Het andere onderzoeksteam bestaat uit: N.F.W. Ligterink (Sackler Laboratorium voor Astrofysica, Sterrewacht Leiden), A. Coutens (University College London, VK), V. Kofman (Sackler Laboratorium voor Astrofysica), H.S.P. Müller (Universität zu Köln, Duitsland), R.T. Garrod (University of Virginia, VS), H. Calcutt (Niels Bohr Institute & Natural History Museum, Denemarken), S.F. Wampfler (Center for Space and Habitability, Zwitserland), J.K. Jørgensen (Niels Bohr Institute & Natural History Museum, Denemarken), H. Linnartz (Sackler Laboratorium voor Astrofysica) en E.F. van Dishoeck (Sterrewacht Leiden; Max-Planck-Institut für extraterrestrische Physik, Duitsland).

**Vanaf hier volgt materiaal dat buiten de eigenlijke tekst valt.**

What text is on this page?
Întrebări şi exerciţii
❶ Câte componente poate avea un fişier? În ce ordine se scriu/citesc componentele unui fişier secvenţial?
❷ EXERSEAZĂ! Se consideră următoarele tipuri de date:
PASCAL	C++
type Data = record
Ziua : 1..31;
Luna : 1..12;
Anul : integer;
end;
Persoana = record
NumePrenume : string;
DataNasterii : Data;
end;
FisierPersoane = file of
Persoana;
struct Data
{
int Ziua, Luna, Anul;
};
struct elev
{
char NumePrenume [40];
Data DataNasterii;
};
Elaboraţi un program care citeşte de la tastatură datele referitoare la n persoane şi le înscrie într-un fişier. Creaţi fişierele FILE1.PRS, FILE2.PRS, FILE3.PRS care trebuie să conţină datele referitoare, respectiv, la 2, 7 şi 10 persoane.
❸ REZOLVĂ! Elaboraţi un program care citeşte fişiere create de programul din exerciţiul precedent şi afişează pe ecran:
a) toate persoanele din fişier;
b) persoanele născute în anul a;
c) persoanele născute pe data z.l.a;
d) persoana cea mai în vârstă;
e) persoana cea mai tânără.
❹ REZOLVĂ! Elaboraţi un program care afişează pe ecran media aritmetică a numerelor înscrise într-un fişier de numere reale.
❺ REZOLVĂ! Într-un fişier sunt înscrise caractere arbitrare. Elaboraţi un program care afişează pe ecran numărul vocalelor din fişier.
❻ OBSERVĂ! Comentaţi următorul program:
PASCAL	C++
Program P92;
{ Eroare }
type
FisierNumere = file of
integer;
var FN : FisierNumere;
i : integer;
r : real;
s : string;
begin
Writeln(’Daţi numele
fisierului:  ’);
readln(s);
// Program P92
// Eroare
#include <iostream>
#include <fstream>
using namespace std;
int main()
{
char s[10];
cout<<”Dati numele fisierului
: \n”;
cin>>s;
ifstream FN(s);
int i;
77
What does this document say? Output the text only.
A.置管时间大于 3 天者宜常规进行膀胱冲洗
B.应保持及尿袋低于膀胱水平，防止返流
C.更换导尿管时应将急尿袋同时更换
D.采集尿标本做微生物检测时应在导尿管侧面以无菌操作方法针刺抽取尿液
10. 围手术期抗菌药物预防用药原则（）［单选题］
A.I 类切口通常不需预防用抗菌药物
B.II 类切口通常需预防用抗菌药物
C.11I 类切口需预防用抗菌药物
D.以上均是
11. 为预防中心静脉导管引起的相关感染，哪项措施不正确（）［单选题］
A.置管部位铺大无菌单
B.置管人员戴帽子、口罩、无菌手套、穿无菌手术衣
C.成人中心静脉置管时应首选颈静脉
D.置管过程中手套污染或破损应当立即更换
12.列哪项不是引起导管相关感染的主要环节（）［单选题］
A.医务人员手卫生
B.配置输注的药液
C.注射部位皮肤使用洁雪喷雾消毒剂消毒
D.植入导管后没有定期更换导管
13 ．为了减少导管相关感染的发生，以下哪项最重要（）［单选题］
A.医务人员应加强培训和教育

ESO is de belangrijkste intergouvernementele astronomische organisatie in Europa en verreweg de meest productieve sterrenwacht ter wereld. Zij wordt ondersteund door zestien lidstaten: België, Brazilië, Denemarken, Duitsland, Finland, Frankrijk, Italië, Nederland, Oostenrijk, Polen, Portugal, Spanje, Tsjechië, het Verenigd Koninkrijk, Zweden en Zwitserland, en door gastland Chili. ESO voert een ambitieus programma uit, gericht op het ontwerpen, bouwen en beheren van grote sterrenwachten die astronomen in staat stellen om belangrijke wetenschappelijke ontdekkingen te doen. Ook speelt ESO een leidende rol bij het bevorderen en organiseren van samenwerking op astronomisch gebied. ESO beheert drie waarnemingslocaties van wereldklasse in Chili: La Silla, Paranal en Chajnantor. Op Paranal staan ESO’s Very Large Telescope (VLT), de meest geavanceerde optische sterrenwacht ter wereld, en twee surveytelescopen. VISTA werkt in het infrarood en is de grootste surveytelescoop ter wereld en de VLT Survey Telescope is de grootste telescoop die specifiek is ontworpen om de hemel in zichtbaar licht in kaart te brengen. ESO speelt ook een belangrijke partnerrol bij ALMA, het grootste astronomische project van dit moment. En op Cerro Armazones, nabij Paranal, bouwt ESO de 39-meter Extremely Large Telescope, de ELT, die ‘het grootste oog op de hemel’ ter wereld zal worden.